First Corinthians 16:1-2 informs us to give on the first day of the week as we have been prospered. Second Corinthians 9:6-7 add that we are to give as we have purposed in our hearts. Further, the passage commands us to give with a cheerful heart, not grudgingly, because we have to give. Also in this text, we learn that God loves a cheerful giver.
Ephesians 5:19 and Colossians 3:16 are usually the first two passages to which one turns when seeking Scripture for singing. Ephesians 5:19 tells us to sing, thus excluding all other forms of music. We are to make melody in our hearts. Based on the Greek, the phrase carries a meaning of plucking our heartstrings, indicating our music is to come from the heart. Colossians 3:16 then informs us that we are to sing using psalms, hymns and spiritual songs that will teach and admonish.

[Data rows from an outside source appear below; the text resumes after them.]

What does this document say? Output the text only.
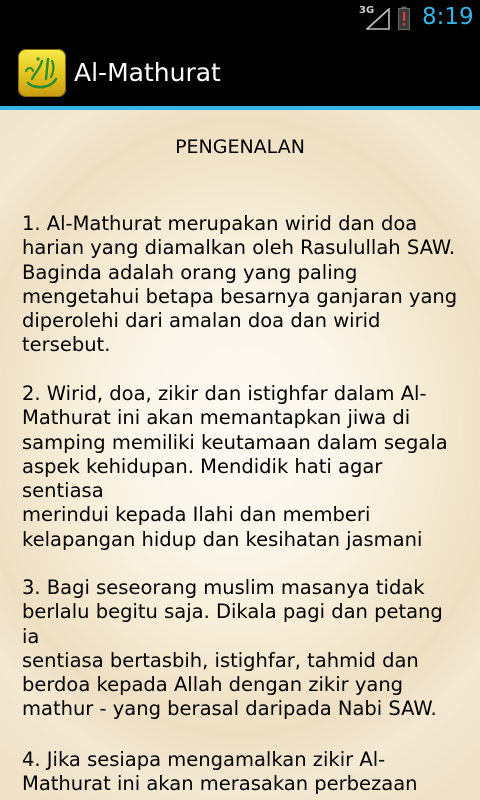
3G 8:19
Al-Mathurat
PENGENALAN
1. Al-Mathurat merupakan wirid dan doa
harian yang diamalkan oleh Rasulullah SAW.
Baginda adalah orang yang paling
mengetahui betapa besarnya ganjaran yang
diperolehi dari amalan doa dan wirid tersebut.
2. Wirid, doa, zikir dan istighfar dalam Al-
Mathurat ini akan memantapkan jiwa di
samping memiliki keutamaan dalam segala
aspek kehidupan. Mendidik hati agar sentiasa
merindui kepada Ilahi dan memberi
kelapangan hidup dan kesihatan jasmani
3. Bagi seseorang muslim masanya tidak
berlalu begitu saja. Dikala pagi dan petang ia
sentiasa bertasbih, istighfar, tahmid dan
berdoa kepada Allah dengan zikir yang
mathur - yang berasal daripada Nabi SAW.
4. Jika sesiapa mengamalkan zikir Al-
Mathurat ini akan merasakan perbezaan
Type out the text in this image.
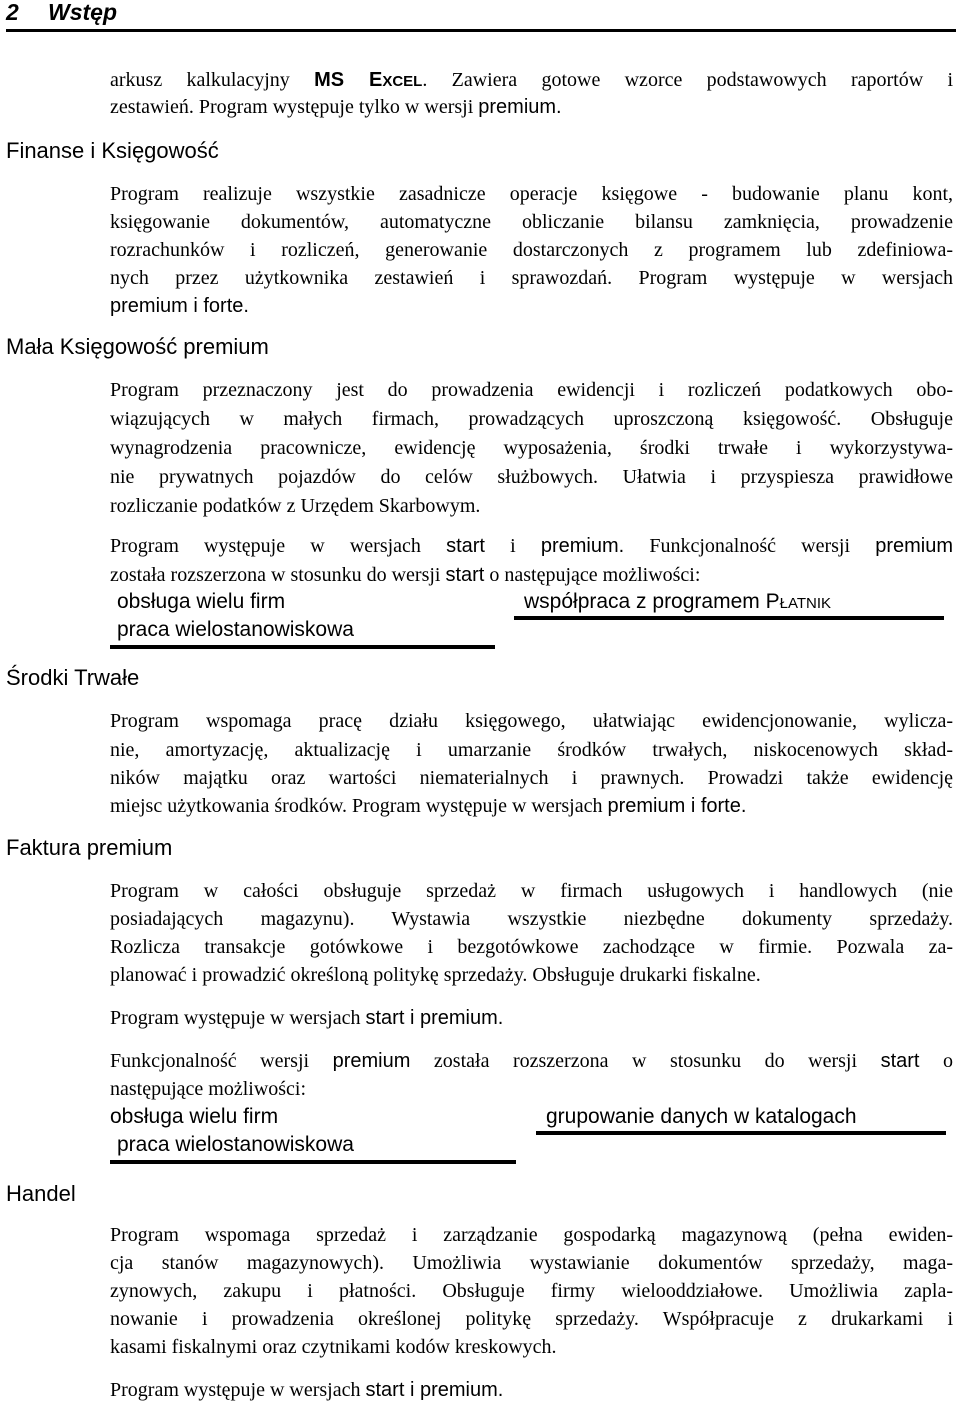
2 Wstęp
arkusz kalkulacyjny MS EXCEL. Zawiera gotowe wzorce podstawowych raportów i
zestawień. Program występuje tylko w wersji premium.
Finanse i Księgowość
Program realizuje wszystkie zasadnicze operacje księgowe - budowanie planu kont,
księgowanie dokumentów, automatyczne obliczanie bilansu zamknięcia, prowadzenie
rozrachunków i rozliczeń, generowanie dostarczonych z programem lub zdefiniowa-
nych przez użytkownika zestawień i sprawozdań. Program występuje w wersjach
premium i forte.
Mała Księgowość premium
Program przeznaczony jest do prowadzenia ewidencji i rozliczeń podatkowych obo-
wiązujących w małych firmach, prowadzących uproszczoną księgowość. Obsługuje
wynagrodzenia pracownicze, ewidencję wyposażenia, środki trwałe i wykorzystywa-
nie prywatnych pojazdów do celów służbowych. Ułatwia i przyspiesza prawidłowe
rozliczanie podatków z Urzędem Skarbowym.
Program występuje w wersjach start i premium. Funkcjonalność wersji premium
została rozszerzona w stosunku do wersji start o następujące możliwości:
obsługa wielu firm	współpraca z programem PŁATNIK
praca wielostanowiskowa
Środki Trwałe
Program wspomaga pracę działu księgowego, ułatwiając ewidencjonowanie, wylicza-
nie, amortyzację, aktualizację i umarzanie środków trwałych, niskocenowych skład-
ników majątku oraz wartości niematerialnych i prawnych. Prowadzi także ewidencję
miejsc użytkowania środków. Program występuje w wersjach premium i forte.
Faktura premium
Program w całości obsługuje sprzedaż w firmach usługowych i handlowych (nie
posiadających magazynu). Wystawia wszystkie niezbędne dokumenty sprzedaży.
Rozlicza transakcje gotówkowe i bezgotówkowe zachodzące w firmie. Pozwala za-
planować i prowadzić określoną politykę sprzedaży. Obsługuje drukarki fiskalne.
Program występuje w wersjach start i premium.
Funkcjonalność wersji premium została rozszerzona w stosunku do wersji start o
następujące możliwości:
obsługa wielu firm	grupowanie danych w katalogach
praca wielostanowiskowa
Handel
Program wspomaga sprzedaż i zarządzanie gospodarką magazynową (pełna ewiden-
cja stanów magazynowych). Umożliwia wystawianie dokumentów sprzedaży, maga-
zynowych, zakupu i płatności. Obsługuje firmy wielooddziałowe. Umożliwia zapla-
nowanie i prowadzenia określonej politykę sprzedaży. Współpracuje z drukarkami i
kasami fiskalnymi oraz czytnikami kodów kreskowych.
Program występuje w wersjach start i premium.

Music in the Lord's church is singing that comes from the heart. God designed this music to teach and uplift. If we use any other form of music, God will not accept it as worship.

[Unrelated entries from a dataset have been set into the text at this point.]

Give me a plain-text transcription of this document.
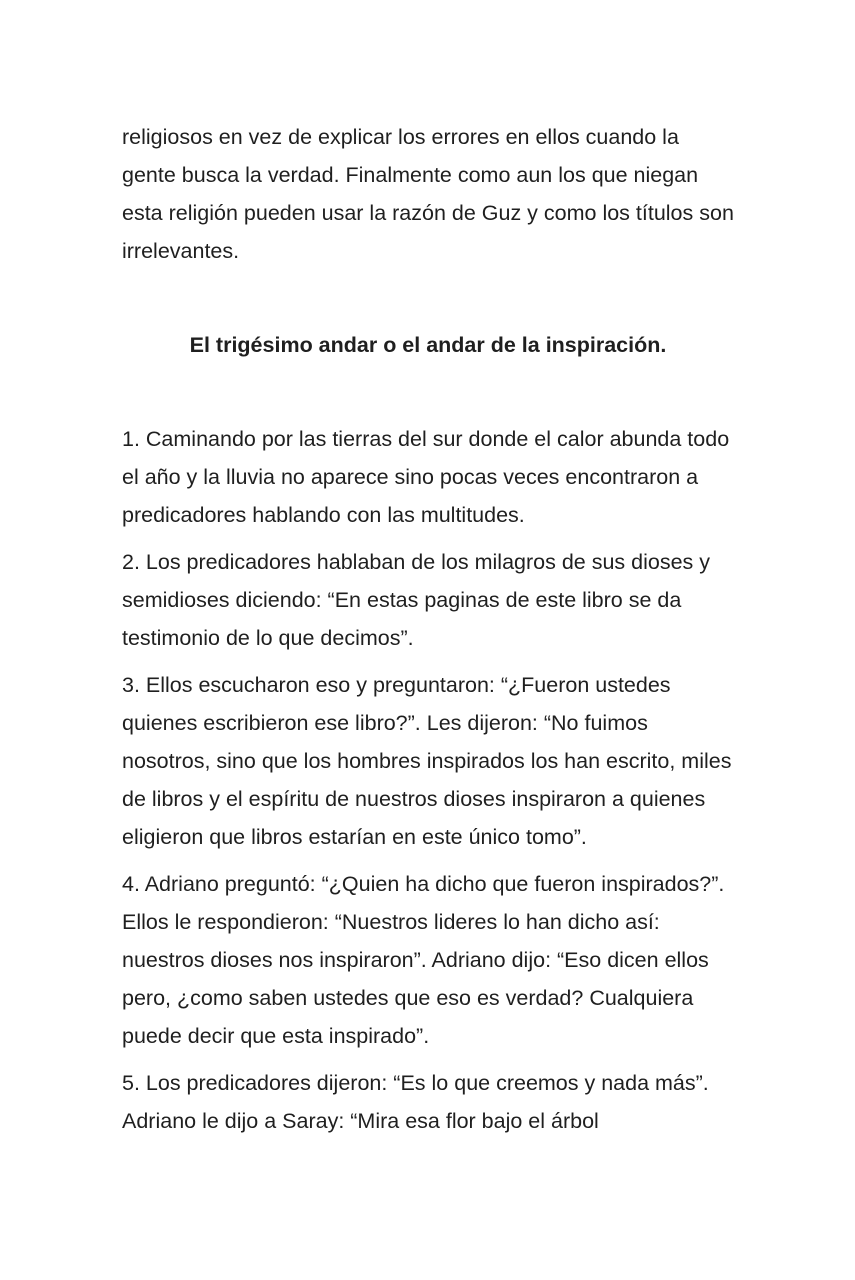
religiosos en vez de explicar los errores en ellos cuando la gente busca la verdad. Finalmente como aun los que niegan esta religión pueden usar la razón de Guz y como los títulos son irrelevantes.

El trigésimo andar o el andar de la inspiración.

1. Caminando por las tierras del sur donde el calor abunda todo el año y la lluvia no aparece sino pocas veces encontraron a predicadores hablando con las multitudes.

2. Los predicadores hablaban de los milagros de sus dioses y semidioses diciendo: “En estas paginas de este libro se da testimonio de lo que decimos”.

3. Ellos escucharon eso y preguntaron: “¿Fueron ustedes quienes escribieron ese libro?”. Les dijeron: “No fuimos nosotros, sino que los hombres inspirados los han escrito, miles de libros y el espíritu de nuestros dioses inspiraron a quienes eligieron que libros estarían en este único tomo”.

4. Adriano preguntó: “¿Quien ha dicho que fueron inspirados?”. Ellos le respondieron: “Nuestros lideres lo han dicho así: nuestros dioses nos inspiraron”. Adriano dijo: “Eso dicen ellos pero, ¿como saben ustedes que eso es verdad? Cualquiera puede decir que esta inspirado”.

5. Los predicadores dijeron: “Es lo que creemos y nada más”. Adriano le dijo a Saray: “Mira esa flor bajo el árbol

We are commanded to preach and teach in a variety of passages. Mark 16:15-16 commands us to teach the Gospel to every creature. Matthew 10:7 and Luke 9:2 also tell of the command for the apostles to teach all nations. These are all general commands to preach. Acts 2:42, however, records the New Testament church continuing in the apostles' doctrine. A doctrine is a way of teaching. The New Testament church was simply continuing to act as the apostles were teaching them to act. Further, Acts 20:7 records Paul preaching to the New Testament church during one of their worship services.
Numerous Bible passages command us to pray while several more give us examples of God's people praying. First Corinthians 14:15 includes prayer as a part of worship. In chapter fourteen, Paul is responding to the abuse of spiritual gifts by the Corinthian brethren during worship. Verse twelve commands them to use those gifts to edify one another. We are told in verse fifteen to pray with understanding.
The Lord's Supper is the only act of worship restricted to the first day of every week (Acts 20:7). The remaining aspects of worship can occur at any time.
God must be worshipped in spirit and in truth. We worship God in spirit when we have the proper state of mind while carrying out our worship to God. We worship him in truth when our worship is as he has prescribed. God commands us to worship him through (1) Communion, (2) Contribution, (3) Singing, (4) Preaching and (5) Prayer.
Barnes' Notes. CD-ROM. Seattle: Biblesoft, 1997.
Biblesoft's New Exhaustive Strong's Numbers and Concordance with Expanded Greek-Hebrew Dictionary. CD-ROM. Seattle: Biblesoft and International Bible Translators, 1994.